Assim, junto com o despedaçamento do cosmos medieval e o florescimento do humanismo renascentista, “Arte, a pródiga, aspirava a tornar-se o fim último do homem, o seu Pão e o seu Vinho, o espelho consubstancial da Beleza beatífica”. Até que ponto podemos levar a sério essa retórica que funde as aspirações da arte e da religião? Não há dúvida de que há algo de hipérbole nela. Mas, como a maioria das hipérboles, dizer que o artista é um “segundo deus” é uma tentativa de fazer a linguagem exceder-se para exprimir algo que em si já é um excesso: a nascente autoconsciência do homem que pretende afirmar-se como ser autônomo e criativo.

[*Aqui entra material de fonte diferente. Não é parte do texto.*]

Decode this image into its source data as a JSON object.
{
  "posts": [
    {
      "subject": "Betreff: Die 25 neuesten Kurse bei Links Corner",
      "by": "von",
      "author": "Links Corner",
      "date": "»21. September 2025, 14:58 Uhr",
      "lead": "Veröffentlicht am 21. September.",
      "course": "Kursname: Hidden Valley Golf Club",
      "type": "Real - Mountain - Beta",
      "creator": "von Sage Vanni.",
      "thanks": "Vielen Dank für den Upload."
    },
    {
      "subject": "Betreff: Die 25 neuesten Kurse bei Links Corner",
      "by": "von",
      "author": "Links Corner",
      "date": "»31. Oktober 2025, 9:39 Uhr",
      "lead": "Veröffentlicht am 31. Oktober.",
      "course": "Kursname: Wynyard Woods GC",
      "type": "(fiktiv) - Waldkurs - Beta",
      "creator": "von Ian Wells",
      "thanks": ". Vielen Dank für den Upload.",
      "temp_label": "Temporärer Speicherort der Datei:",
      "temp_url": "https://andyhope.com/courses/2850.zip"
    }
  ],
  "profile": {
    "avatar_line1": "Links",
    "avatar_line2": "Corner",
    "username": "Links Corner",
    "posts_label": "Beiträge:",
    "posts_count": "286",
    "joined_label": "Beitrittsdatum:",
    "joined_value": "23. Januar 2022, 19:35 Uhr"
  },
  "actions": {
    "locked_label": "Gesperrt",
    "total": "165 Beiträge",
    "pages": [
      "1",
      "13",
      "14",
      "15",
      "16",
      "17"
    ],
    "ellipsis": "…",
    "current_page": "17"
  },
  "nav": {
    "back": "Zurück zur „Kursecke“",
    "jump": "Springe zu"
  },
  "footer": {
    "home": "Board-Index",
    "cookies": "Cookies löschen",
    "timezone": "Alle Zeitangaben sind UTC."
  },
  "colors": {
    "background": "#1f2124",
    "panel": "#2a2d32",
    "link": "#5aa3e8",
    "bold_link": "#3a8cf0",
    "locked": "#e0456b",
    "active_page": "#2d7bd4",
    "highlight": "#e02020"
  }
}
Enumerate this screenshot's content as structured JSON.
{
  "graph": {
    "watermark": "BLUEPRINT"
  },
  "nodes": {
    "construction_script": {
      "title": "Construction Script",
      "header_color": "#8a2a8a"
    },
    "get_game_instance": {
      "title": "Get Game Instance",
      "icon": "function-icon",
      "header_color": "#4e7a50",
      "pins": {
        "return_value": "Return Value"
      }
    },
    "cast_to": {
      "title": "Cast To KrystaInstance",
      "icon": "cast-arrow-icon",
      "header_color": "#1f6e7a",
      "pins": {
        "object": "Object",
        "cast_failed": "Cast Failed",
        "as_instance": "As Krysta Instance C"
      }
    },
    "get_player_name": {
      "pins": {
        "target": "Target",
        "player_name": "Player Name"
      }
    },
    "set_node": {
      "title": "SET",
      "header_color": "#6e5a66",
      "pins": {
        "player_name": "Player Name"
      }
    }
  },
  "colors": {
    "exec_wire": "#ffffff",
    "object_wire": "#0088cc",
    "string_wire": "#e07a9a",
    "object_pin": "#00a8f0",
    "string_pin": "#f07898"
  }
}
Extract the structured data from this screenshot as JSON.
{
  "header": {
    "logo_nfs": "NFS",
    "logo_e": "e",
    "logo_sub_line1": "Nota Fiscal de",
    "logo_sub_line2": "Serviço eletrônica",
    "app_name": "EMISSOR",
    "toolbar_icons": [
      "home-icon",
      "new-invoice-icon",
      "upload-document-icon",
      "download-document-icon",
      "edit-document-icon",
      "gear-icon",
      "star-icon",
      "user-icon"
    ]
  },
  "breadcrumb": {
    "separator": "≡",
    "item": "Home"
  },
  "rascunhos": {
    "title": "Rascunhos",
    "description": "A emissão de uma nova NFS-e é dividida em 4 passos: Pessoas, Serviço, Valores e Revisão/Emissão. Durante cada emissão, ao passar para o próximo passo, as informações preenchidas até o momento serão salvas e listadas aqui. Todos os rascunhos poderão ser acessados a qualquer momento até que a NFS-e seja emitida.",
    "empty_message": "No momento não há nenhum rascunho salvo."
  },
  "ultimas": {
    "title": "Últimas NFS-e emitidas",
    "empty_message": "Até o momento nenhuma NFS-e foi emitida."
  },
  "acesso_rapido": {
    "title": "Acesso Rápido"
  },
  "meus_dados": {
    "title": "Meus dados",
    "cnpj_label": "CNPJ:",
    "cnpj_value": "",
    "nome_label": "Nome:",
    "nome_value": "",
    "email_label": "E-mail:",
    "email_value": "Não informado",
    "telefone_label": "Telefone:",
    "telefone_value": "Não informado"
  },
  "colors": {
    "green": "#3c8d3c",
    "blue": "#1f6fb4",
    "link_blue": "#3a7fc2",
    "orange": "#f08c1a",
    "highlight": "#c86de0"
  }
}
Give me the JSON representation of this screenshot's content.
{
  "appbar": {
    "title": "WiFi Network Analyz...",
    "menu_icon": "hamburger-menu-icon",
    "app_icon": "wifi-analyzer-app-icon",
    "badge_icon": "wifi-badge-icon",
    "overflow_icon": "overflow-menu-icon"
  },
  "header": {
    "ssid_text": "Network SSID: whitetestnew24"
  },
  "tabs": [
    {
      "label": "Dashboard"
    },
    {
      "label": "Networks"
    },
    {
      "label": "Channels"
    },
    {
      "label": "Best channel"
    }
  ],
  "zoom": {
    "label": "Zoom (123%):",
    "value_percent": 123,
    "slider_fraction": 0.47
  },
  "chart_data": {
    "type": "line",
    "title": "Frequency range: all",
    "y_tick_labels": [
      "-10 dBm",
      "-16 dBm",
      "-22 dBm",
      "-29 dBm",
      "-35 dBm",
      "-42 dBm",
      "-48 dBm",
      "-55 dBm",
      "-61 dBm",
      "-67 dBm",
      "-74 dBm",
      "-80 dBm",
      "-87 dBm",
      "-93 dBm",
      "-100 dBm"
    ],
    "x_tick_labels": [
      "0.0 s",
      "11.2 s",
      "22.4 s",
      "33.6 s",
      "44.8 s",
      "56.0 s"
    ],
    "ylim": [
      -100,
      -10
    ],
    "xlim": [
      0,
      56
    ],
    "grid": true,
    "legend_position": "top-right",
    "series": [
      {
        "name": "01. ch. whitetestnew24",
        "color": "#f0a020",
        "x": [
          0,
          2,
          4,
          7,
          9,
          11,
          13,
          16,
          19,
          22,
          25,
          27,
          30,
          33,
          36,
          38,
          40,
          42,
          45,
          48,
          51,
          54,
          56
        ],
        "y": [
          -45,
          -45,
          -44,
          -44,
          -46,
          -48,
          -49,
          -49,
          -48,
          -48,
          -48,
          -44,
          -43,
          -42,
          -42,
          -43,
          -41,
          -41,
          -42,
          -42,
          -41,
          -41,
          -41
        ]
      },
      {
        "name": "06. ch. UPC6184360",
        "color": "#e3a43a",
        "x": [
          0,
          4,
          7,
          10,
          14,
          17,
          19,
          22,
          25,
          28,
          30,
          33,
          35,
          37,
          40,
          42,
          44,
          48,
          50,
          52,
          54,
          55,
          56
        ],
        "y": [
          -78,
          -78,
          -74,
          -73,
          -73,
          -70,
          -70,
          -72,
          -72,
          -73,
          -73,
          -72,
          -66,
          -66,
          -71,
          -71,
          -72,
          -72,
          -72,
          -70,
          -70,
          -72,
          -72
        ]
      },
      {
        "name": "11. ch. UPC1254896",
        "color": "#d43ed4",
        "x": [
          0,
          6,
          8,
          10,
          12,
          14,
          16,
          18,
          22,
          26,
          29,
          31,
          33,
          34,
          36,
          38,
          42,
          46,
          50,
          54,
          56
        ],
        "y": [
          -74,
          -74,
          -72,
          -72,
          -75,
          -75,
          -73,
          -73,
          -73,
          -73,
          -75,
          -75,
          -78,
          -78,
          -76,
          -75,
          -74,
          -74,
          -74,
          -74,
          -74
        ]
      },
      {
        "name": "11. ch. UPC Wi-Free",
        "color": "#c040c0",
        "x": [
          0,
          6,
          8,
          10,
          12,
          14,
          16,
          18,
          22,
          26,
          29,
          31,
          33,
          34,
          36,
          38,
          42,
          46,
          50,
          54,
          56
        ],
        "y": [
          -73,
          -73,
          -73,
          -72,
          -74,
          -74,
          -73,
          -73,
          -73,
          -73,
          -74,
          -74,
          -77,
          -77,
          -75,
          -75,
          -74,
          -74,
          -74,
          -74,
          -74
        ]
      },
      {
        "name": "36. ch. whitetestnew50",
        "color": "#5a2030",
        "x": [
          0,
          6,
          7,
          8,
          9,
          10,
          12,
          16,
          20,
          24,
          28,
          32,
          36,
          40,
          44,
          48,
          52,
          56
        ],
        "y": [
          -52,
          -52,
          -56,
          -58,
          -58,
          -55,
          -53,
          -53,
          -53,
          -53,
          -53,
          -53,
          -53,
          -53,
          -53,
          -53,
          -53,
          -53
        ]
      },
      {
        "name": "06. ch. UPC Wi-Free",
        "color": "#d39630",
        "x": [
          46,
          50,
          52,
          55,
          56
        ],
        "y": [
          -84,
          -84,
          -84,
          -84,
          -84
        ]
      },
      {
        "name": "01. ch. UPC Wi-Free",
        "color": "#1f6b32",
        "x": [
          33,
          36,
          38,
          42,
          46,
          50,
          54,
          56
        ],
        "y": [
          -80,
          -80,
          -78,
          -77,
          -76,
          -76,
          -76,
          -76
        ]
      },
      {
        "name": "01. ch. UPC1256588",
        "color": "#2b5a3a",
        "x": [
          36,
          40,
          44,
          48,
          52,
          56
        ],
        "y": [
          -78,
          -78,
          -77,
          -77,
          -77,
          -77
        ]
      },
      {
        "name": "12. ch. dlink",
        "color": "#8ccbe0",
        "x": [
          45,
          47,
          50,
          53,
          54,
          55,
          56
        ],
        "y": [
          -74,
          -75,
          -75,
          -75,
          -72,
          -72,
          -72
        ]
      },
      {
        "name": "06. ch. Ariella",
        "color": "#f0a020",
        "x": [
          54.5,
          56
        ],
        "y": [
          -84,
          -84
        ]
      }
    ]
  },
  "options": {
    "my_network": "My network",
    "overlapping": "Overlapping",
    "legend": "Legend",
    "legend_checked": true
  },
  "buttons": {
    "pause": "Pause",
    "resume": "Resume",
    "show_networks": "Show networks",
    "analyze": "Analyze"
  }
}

Teremos de esperar pelo Romantismo e pelo florescimento do culto ao gênio para ver essa descoberta chegar ao auge. Mas a apoteose da criatividade artística começou muito antes do século XIX. Com o surgimento da perspectiva, sistematizada e popularizada no século XV por Alberti em seu tratado Da pintura, o artista ganhou uma nova consciência da sua liberdade e criatividade. Como mostrou Erwin Panofsky, a descoberta da perspectiva marcou não apenas a elevação da arte à categoria de ciência (um panorama que entusiasmou os artistas da Renascença), mas também “uma objetivação do subjetivo”, uma sujeição do mundo visível às regras da matemática.

Há uma curiosa correspondência interna entre a perspectiva e aquilo que pode ser considerado a atitude mental típica da Renascença: o processo de projetar um objeto em um plano de tal modo que a imagem resultante é determinada pela distância e pela localização de um “ponto de fuga” simbolizava, por assim dizer, a Weltanschauung de uma época que inseriu uma distância histórica – bastante semelhante à perspectiva – entre si e o passado clássico e reservou à mente humana um lugar “no centro do universo”, tal como a perspectiva reservava ao olho um lugar no centro da representação gráfica.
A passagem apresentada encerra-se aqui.